Bonds: During the first survey, the market was up, so you’re more comfortable with the highs and lows of the market when you’re experiencing more of the highs. With the more recent survey, we know what the market has been doing, and you’re less comfortable with the highs and lows of the market when you’re experiencing the lows.
VettaFi: Also in this survey are figures showing more than 90% of the respondents said that they value guidance from their advisors, and 86% say that their advisors are helping them remain confident. In your conversations with advisors, how confident do they feel in being able to provide advice that meets their client’s needs in this current market and economic environment?

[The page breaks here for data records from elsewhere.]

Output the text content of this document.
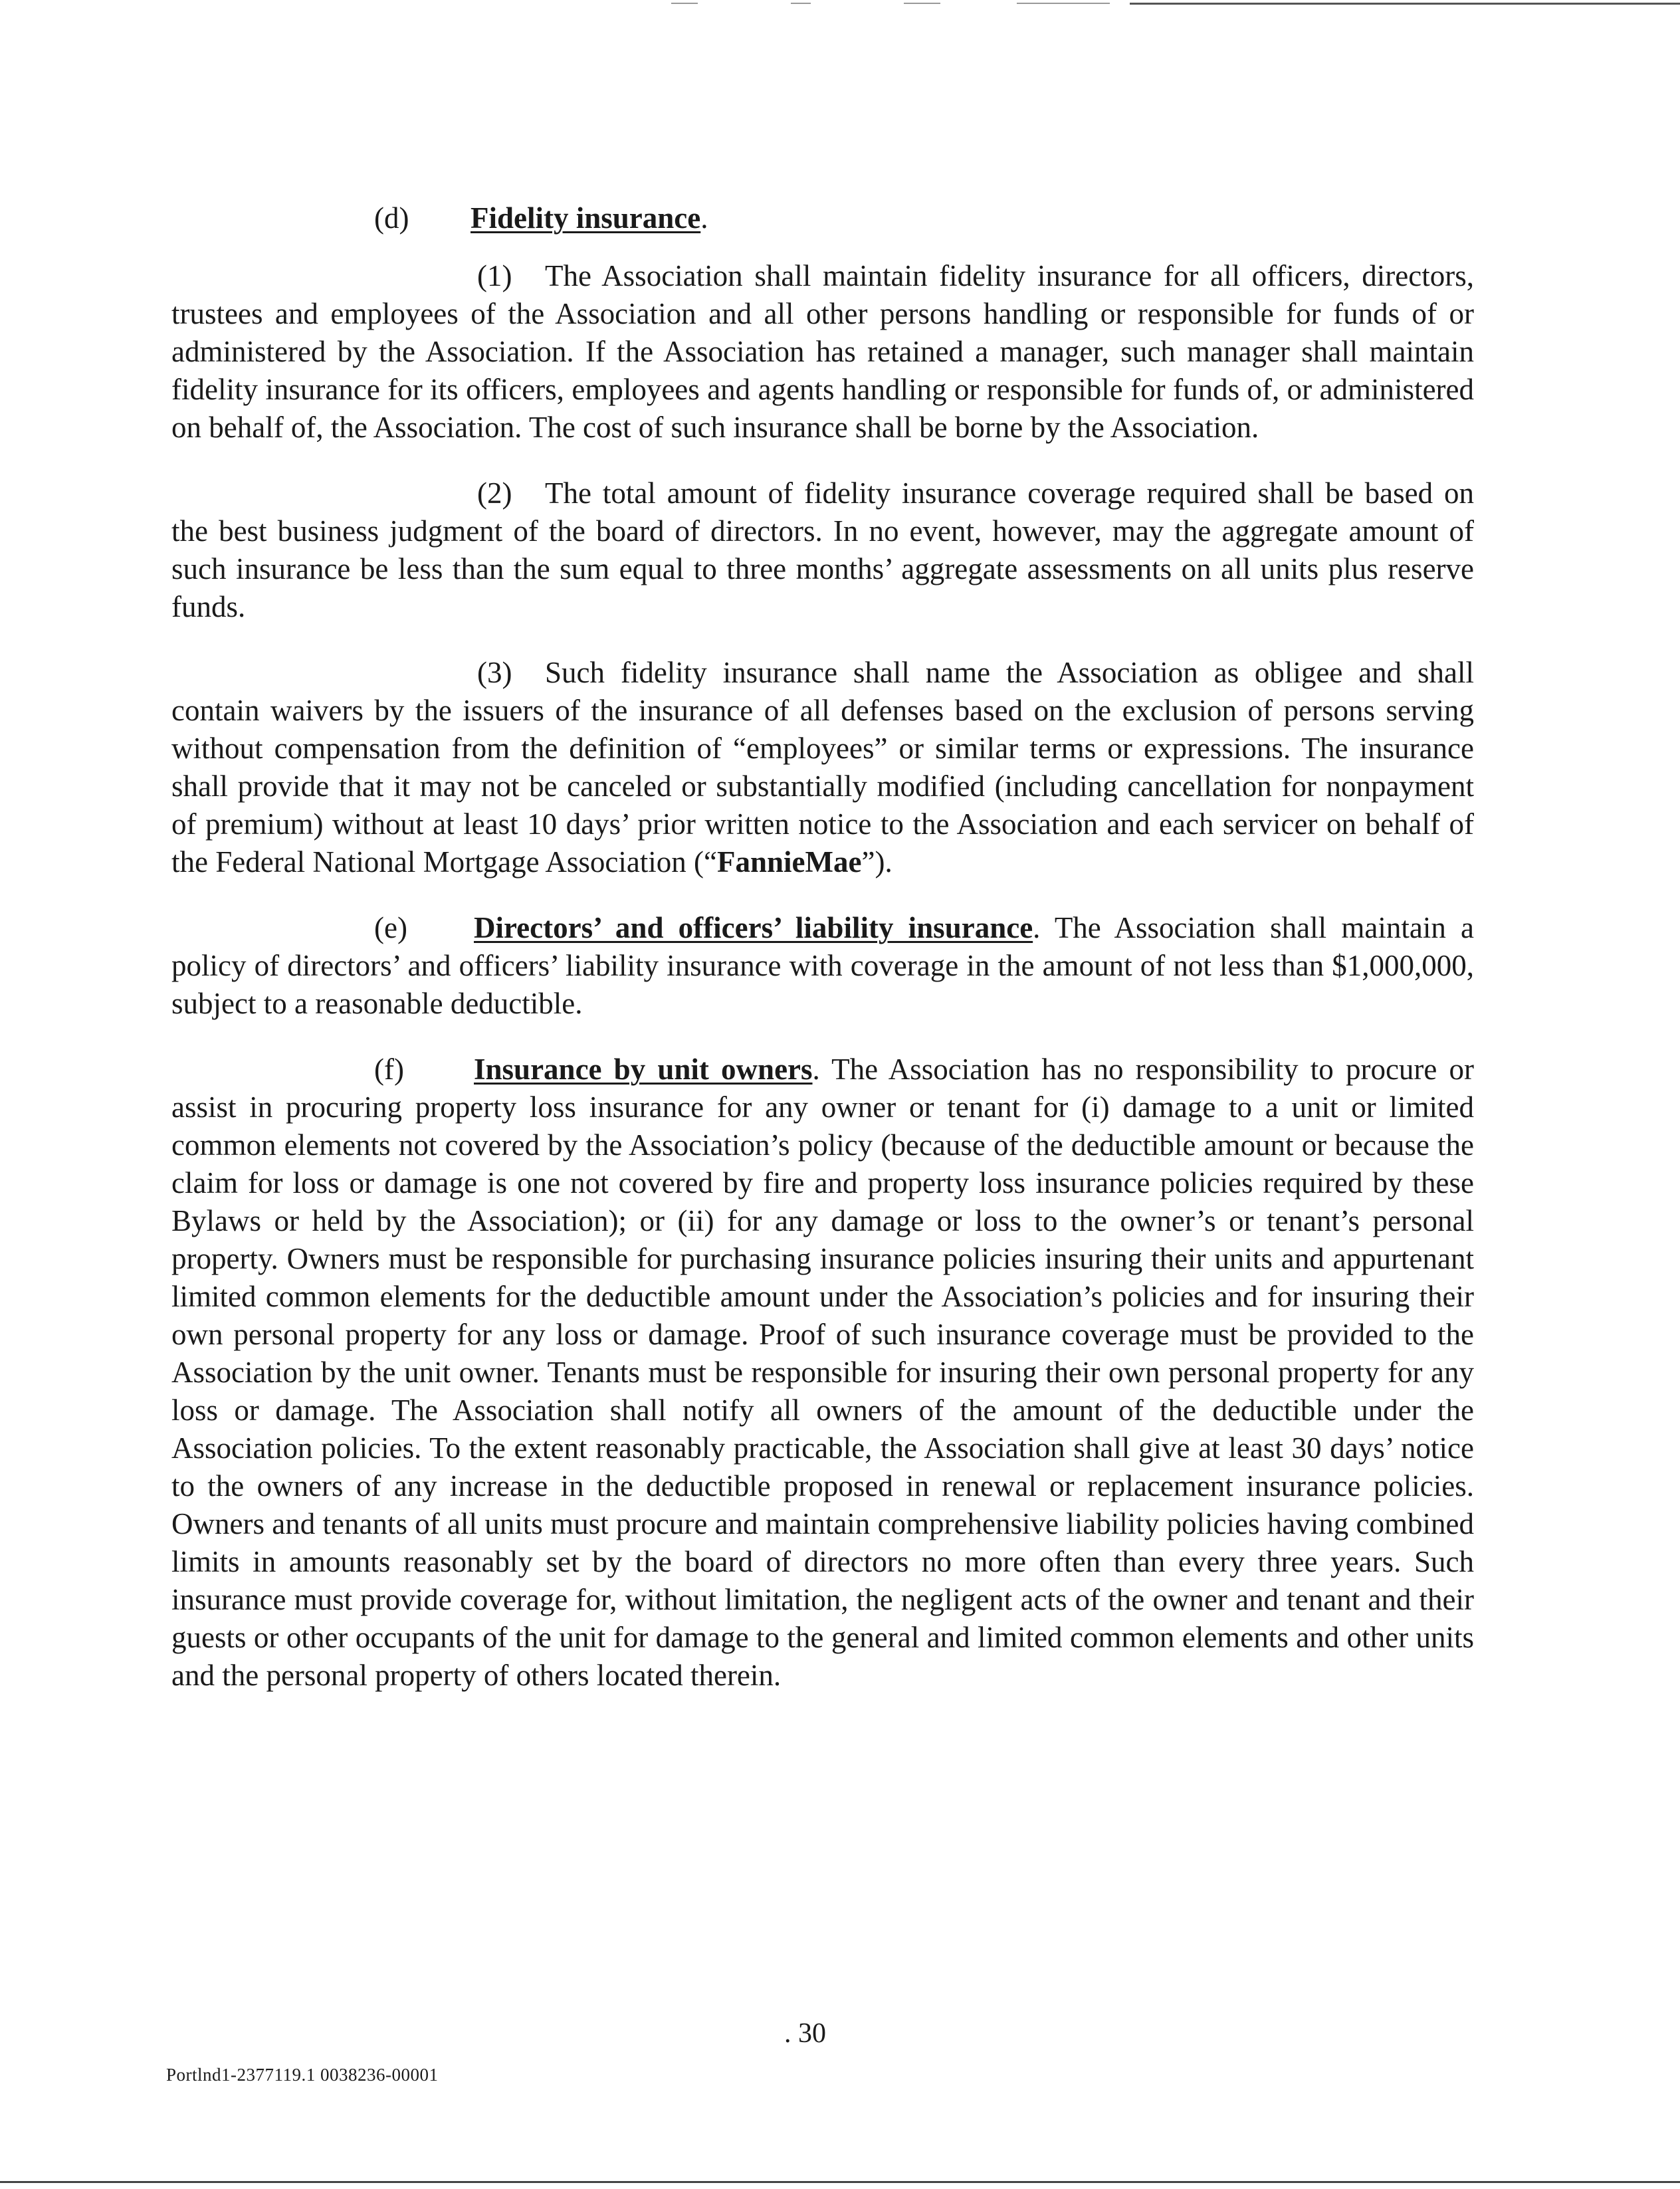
(d) Fidelity insurance.

(1) The Association shall maintain fidelity insurance for all officers, directors, trustees and employees of the Association and all other persons handling or responsible for funds of or administered by the Association. If the Association has retained a manager, such manager shall maintain fidelity insurance for its officers, employees and agents handling or responsible for funds of, or administered on behalf of, the Association. The cost of such insurance shall be borne by the Association.

(2) The total amount of fidelity insurance coverage required shall be based on the best business judgment of the board of directors. In no event, however, may the aggregate amount of such insurance be less than the sum equal to three months’ aggregate assessments on all units plus reserve funds.

(3) Such fidelity insurance shall name the Association as obligee and shall contain waivers by the issuers of the insurance of all defenses based on the exclusion of persons serving without compensation from the definition of “employees” or similar terms or expressions. The insurance shall provide that it may not be canceled or substantially modified (including cancellation for nonpayment of premium) without at least 10 days’ prior written notice to the Association and each servicer on behalf of the Federal National Mortgage Association (“FannieMae”).

(e) Directors’ and officers’ liability insurance. The Association shall maintain a policy of directors’ and officers’ liability insurance with coverage in the amount of not less than $1,000,000, subject to a reasonable deductible.

(f) Insurance by unit owners. The Association has no responsibility to procure or assist in procuring property loss insurance for any owner or tenant for (i) damage to a unit or limited common elements not covered by the Association’s policy (because of the deductible amount or because the claim for loss or damage is one not covered by fire and property loss insurance policies required by these Bylaws or held by the Association); or (ii) for any damage or loss to the owner’s or tenant’s personal property. Owners must be responsible for purchasing insurance policies insuring their units and appurtenant limited common elements for the deductible amount under the Association’s policies and for insuring their own personal property for any loss or damage. Proof of such insurance coverage must be provided to the Association by the unit owner. Tenants must be responsible for insuring their own personal property for any loss or damage. The Association shall notify all owners of the amount of the deductible under the Association policies. To the extent reasonably practicable, the Association shall give at least 30 days’ notice to the owners of any increase in the deductible proposed in renewal or replacement insurance policies. Owners and tenants of all units must procure and maintain comprehensive liability policies having combined limits in amounts reasonably set by the board of directors no more often than every three years. Such insurance must provide coverage for, without limitation, the negligent acts of the owner and tenant and their guests or other occupants of the unit for damage to the general and limited common elements and other units and the personal property of others located therein.

. 30
Portlnd1-2377119.1 0038236-00001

Bonds: I think it’s probably never been more challenging to be a financial advisor and keep people cool, calm, and collected with all of the volatility. I think if last year was about buying the dip for many investors, this year is about waiting and seeing. I really give a lot of kudos and credit to financial advisors that, based on this survey, are helping their clients remain more confident in the markets in that old adage of time in the markets, not timing the market.
I think the current environment may provide an opportunity that financial advisors haven’t had in the past: to show Gen Xers the value of advice and perhaps to change that narrative that Gen Xers tend to be more do-it-yourselfers, that they don’t use or need financial advice. I think that this could be an opening for financial advisors to show just how valuable their advice can be to this generation during this period of heightened volatility and high inflation.
VettaFi: What would be your advice to advisors on demonstrating that? If there’s a sense that Gen Xers have a historical distrust of financial advice and institutions from seeing the dot-com bubble, how do you capitalize on the opportunity to convince them otherwise?
Bonds: If we know that Gen Xers want to have more control over their portfolios, there’s a way to approach that. They like to be independent and might be more skeptical, but they need advice. I think there’s a way to approach that generation in more of a collaborative partnership with their financial advisors.